Tuesday 12 February 2013

Hell Week has Really Earned it's Name

As of right now I'm feeling somewhat defeated. I'm just feeling over run by stress and emotion. It's very possible that I will burst into tears at any moment.

This semester has been my hardest one yet. I'm feeling very overwhelmed by the work load and I feel so close to graduating but so far and even graduating seems like a stressful idea at this point. I know this sounds really dramatic but I feel absolutely miserable right now.

I woke up at 5am yesterday to workout and it made me feel pretty good for the morning. I was at school by 10am and studying for my midterm that night. Unfortunately my 5am wakeup call started really hitting me around 4pm so I had to drink a redbull just to get through my exam. It was a pretty hard exam but I think I did okay. I got home around 7:30, made myself some chicken and was out the door again by 8 to go to the library with Erika. I got a decent amount done but still have lots left to do.
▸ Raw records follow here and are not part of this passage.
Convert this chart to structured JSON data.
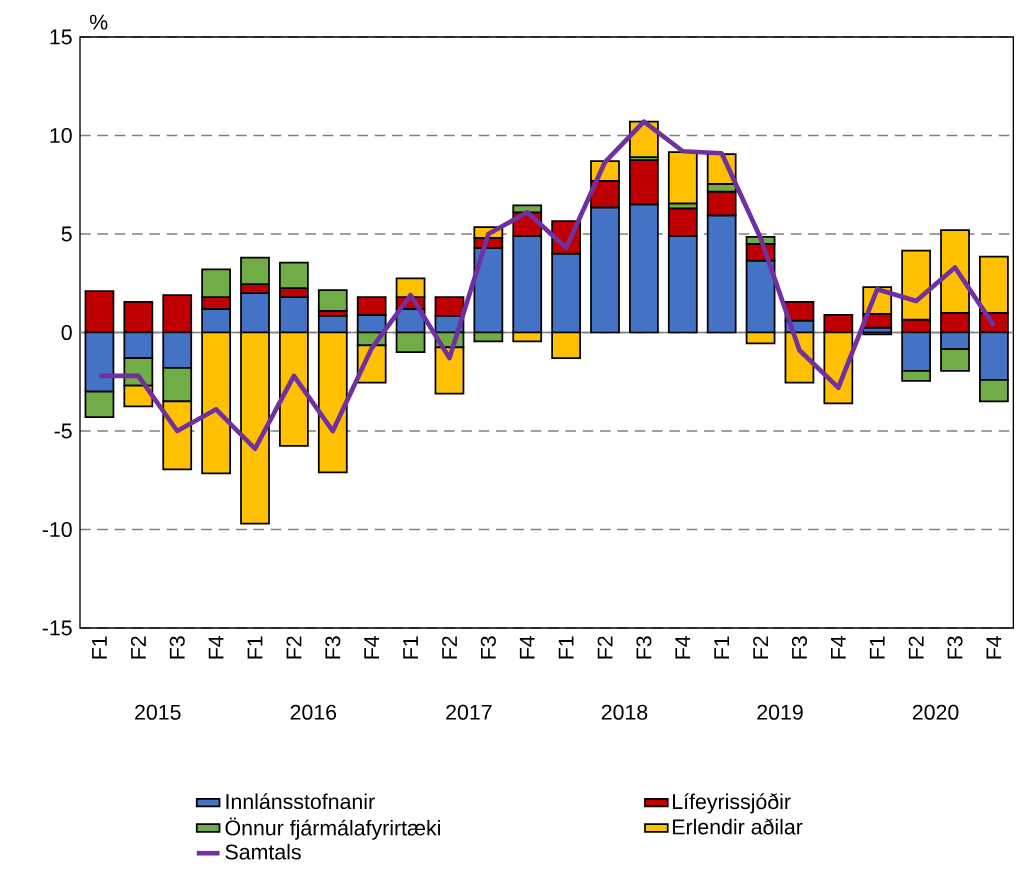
{
  "chart_data": {
    "type": "bar",
    "stacked": true,
    "ylabel": "%",
    "categories": [
      "F1",
      "F2",
      "F3",
      "F4",
      "F1",
      "F2",
      "F3",
      "F4",
      "F1",
      "F2",
      "F3",
      "F4",
      "F1",
      "F2",
      "F3",
      "F4",
      "F1",
      "F2",
      "F3",
      "F4",
      "F1",
      "F2",
      "F3",
      "F4"
    ],
    "annotations": [
      "2015",
      "2016",
      "2017",
      "2018",
      "2019",
      "2020"
    ],
    "ylim": [
      -15,
      15
    ],
    "yticks": [
      -15,
      -10,
      -5,
      0,
      5,
      10,
      15
    ],
    "grid": "y",
    "legend": "bottom",
    "series": [
      {
        "name": "Innlánsstofnanir",
        "color": "#4472c4",
        "values": [
          -3.0,
          -1.3,
          -1.8,
          1.2,
          2.0,
          1.8,
          0.85,
          0.9,
          1.2,
          0.85,
          4.3,
          4.9,
          4.0,
          6.35,
          6.5,
          4.9,
          5.95,
          3.65,
          0.6,
          0,
          0.25,
          -1.95,
          -0.85,
          -2.4
        ]
      },
      {
        "name": "Lífeyrissjóðir",
        "color": "#c00000",
        "values": [
          2.1,
          1.55,
          1.9,
          0.6,
          0.45,
          0.45,
          0.25,
          0.9,
          0.6,
          0.95,
          0.5,
          1.2,
          1.65,
          1.35,
          2.25,
          1.4,
          1.2,
          0.85,
          0.95,
          0.9,
          0.7,
          0.65,
          1.0,
          1.0
        ]
      },
      {
        "name": "Önnur fjármálafyrirtæki",
        "color": "#70ad47",
        "values": [
          -1.3,
          -1.4,
          -1.7,
          1.4,
          1.35,
          1.3,
          1.05,
          -0.65,
          -1.0,
          -0.75,
          -0.45,
          0.35,
          0,
          0,
          0.15,
          0.25,
          0.4,
          0.35,
          0,
          0,
          -0.1,
          -0.5,
          -1.1,
          -1.1
        ]
      },
      {
        "name": "Erlendir aðilar",
        "color": "#ffc000",
        "values": [
          0,
          -1.05,
          -3.45,
          -7.15,
          -9.7,
          -5.75,
          -7.1,
          -1.9,
          0.95,
          -2.35,
          0.55,
          -0.45,
          -1.3,
          1.0,
          1.8,
          2.6,
          1.5,
          -0.55,
          -2.55,
          -3.6,
          1.35,
          3.5,
          4.2,
          2.85
        ]
      },
      {
        "name": "Samtals",
        "type": "line",
        "color": "#7030a0",
        "values": [
          -2.2,
          -2.2,
          -5.0,
          -3.9,
          -5.9,
          -2.2,
          -5.0,
          -0.8,
          1.9,
          -1.3,
          5.0,
          6.1,
          4.3,
          8.65,
          10.7,
          9.2,
          9.1,
          4.8,
          -0.9,
          -2.8,
          2.2,
          1.6,
          3.3,
          0.35
        ]
      }
    ]
  }
}
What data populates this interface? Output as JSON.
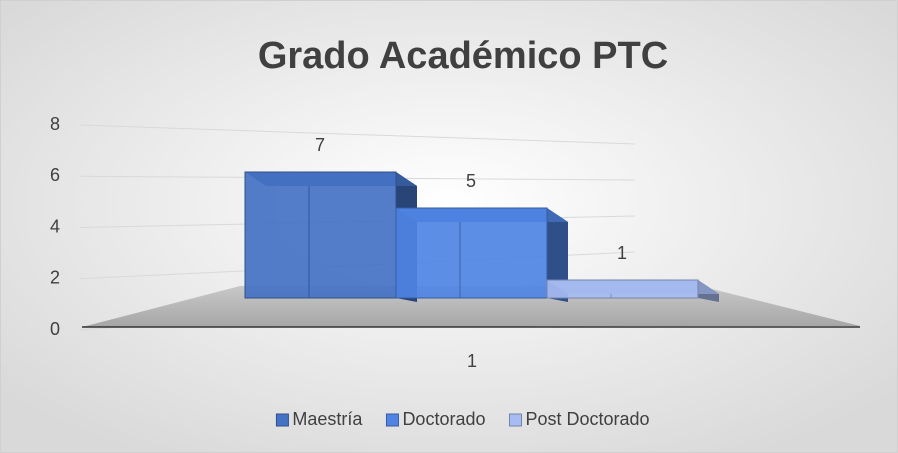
{
  "chart_data": {
    "type": "bar",
    "title": "Grado Académico PTC",
    "categories": [
      "1"
    ],
    "series": [
      {
        "name": "Maestría",
        "color": "#4472c4",
        "values": [
          7
        ]
      },
      {
        "name": "Doctorado",
        "color": "#4f84e4",
        "values": [
          5
        ]
      },
      {
        "name": "Post Doctorado",
        "color": "#a7bcf2",
        "values": [
          1
        ]
      }
    ],
    "ylim": [
      0,
      8
    ],
    "yticks": [
      0,
      2,
      4,
      6,
      8
    ],
    "grid": true,
    "legend": "bottom"
  }
}
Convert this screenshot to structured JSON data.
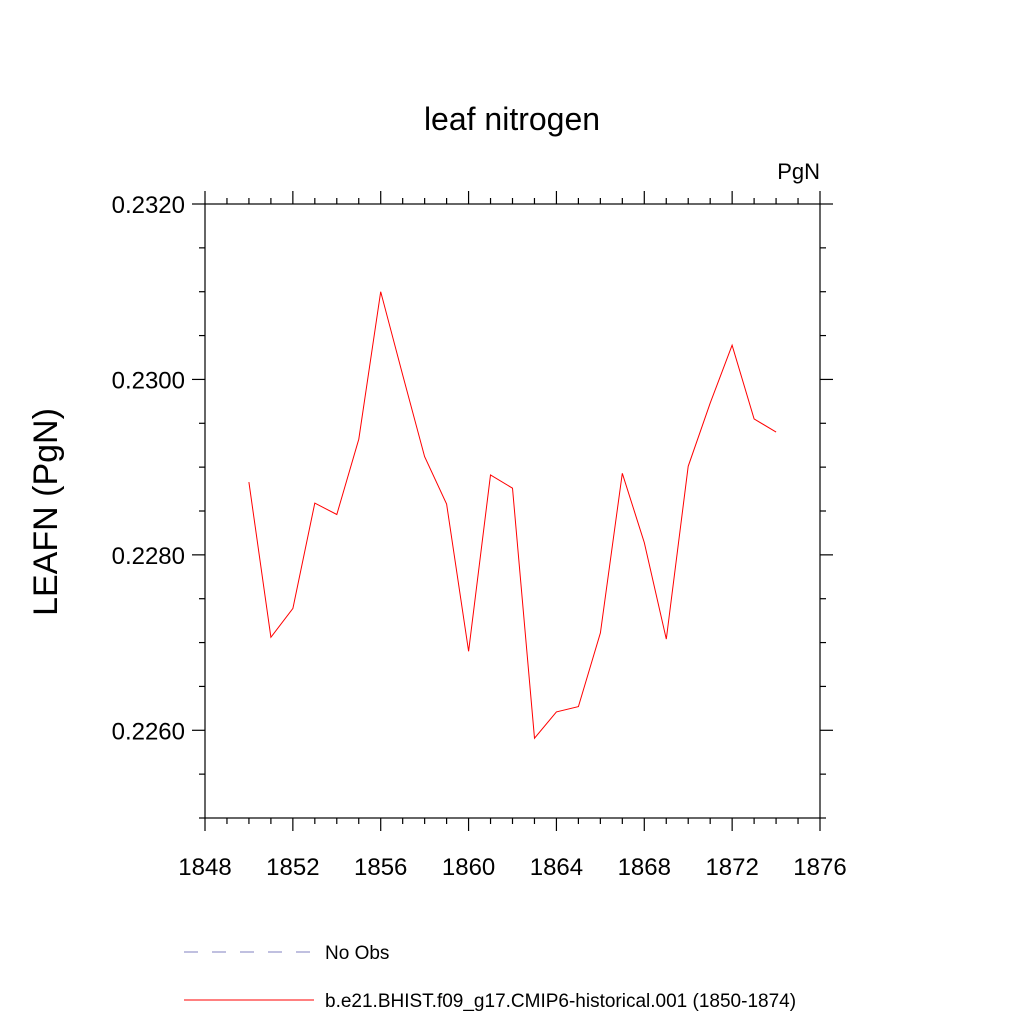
{
  "chart_data": {
    "type": "line",
    "title": "leaf nitrogen",
    "units_label": "PgN",
    "ylabel": "LEAFN  (PgN)",
    "xlabel": "",
    "xlim": [
      1848,
      1876
    ],
    "ylim": [
      0.225,
      0.232
    ],
    "x_ticks": [
      1848,
      1852,
      1856,
      1860,
      1864,
      1868,
      1872,
      1876
    ],
    "x_tick_labels": [
      "1848",
      "1852",
      "1856",
      "1860",
      "1864",
      "1868",
      "1872",
      "1876"
    ],
    "y_ticks": [
      0.226,
      0.228,
      0.23,
      0.232
    ],
    "y_tick_labels": [
      "0.2260",
      "0.2280",
      "0.2300",
      "0.2320"
    ],
    "grid": false,
    "legend_position": "bottom",
    "series": [
      {
        "name": "b.e21.BHIST.f09_g17.CMIP6-historical.001 (1850-1874)",
        "color": "#ff0000",
        "style": "solid",
        "x": [
          1850,
          1851,
          1852,
          1853,
          1854,
          1855,
          1856,
          1857,
          1858,
          1859,
          1860,
          1861,
          1862,
          1863,
          1864,
          1865,
          1866,
          1867,
          1868,
          1869,
          1870,
          1871,
          1872,
          1873,
          1874
        ],
        "y": [
          0.22883,
          0.22706,
          0.22739,
          0.22859,
          0.22846,
          0.22932,
          0.231,
          0.23005,
          0.22912,
          0.22858,
          0.2269,
          0.22891,
          0.22876,
          0.22591,
          0.22621,
          0.22627,
          0.22711,
          0.22893,
          0.22814,
          0.22704,
          0.22901,
          0.22973,
          0.23039,
          0.22955,
          0.2294
        ]
      }
    ],
    "legend": [
      {
        "label": "No Obs",
        "color": "#8080c0",
        "style": "dashed"
      },
      {
        "label": "b.e21.BHIST.f09_g17.CMIP6-historical.001 (1850-1874)",
        "color": "#ff0000",
        "style": "solid"
      }
    ]
  }
}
I tried to make myself wake up early this morning but I just couldn't. I got ready, enjoyed a good breakfast and was ready by 11. My stepdad picked me up soon after and we went to the office. I work at one and I told him I was just going to spend the extra hour studying. He was like "well, why don't you just start at 12 because you usually get out an hour early anyways." This is true but the reason we usually leave at 8 instead of 9 is because he wants to go home. I never ask to. I don't think it was fair to ask me to start early when I have so much on my plate right now and he was the one who forgot that I started at 1 and not 12. I just want to cry thinking about how I have so much studying to do before 8:30am tomorrow and edit a paper. Not only do I have all this to do but right after I get home tomorrow I have a quiz due by midnight that I haven't even studied or read for and then a paper due for Sunday. I'm just feeling so overwhelmed and stressed. I just get zero happiness from school. I can't wait until it's over. I seriously think I'm going to lose it.

I'm sorry if this feels like whining but I just need to vent. I'm just having a tough go this week. I knew it would be hard but I didn't expect to feel this emotionally drained.

Well I think I got everything out that I needed to.

Good luck to everyone else feeling the stress right now.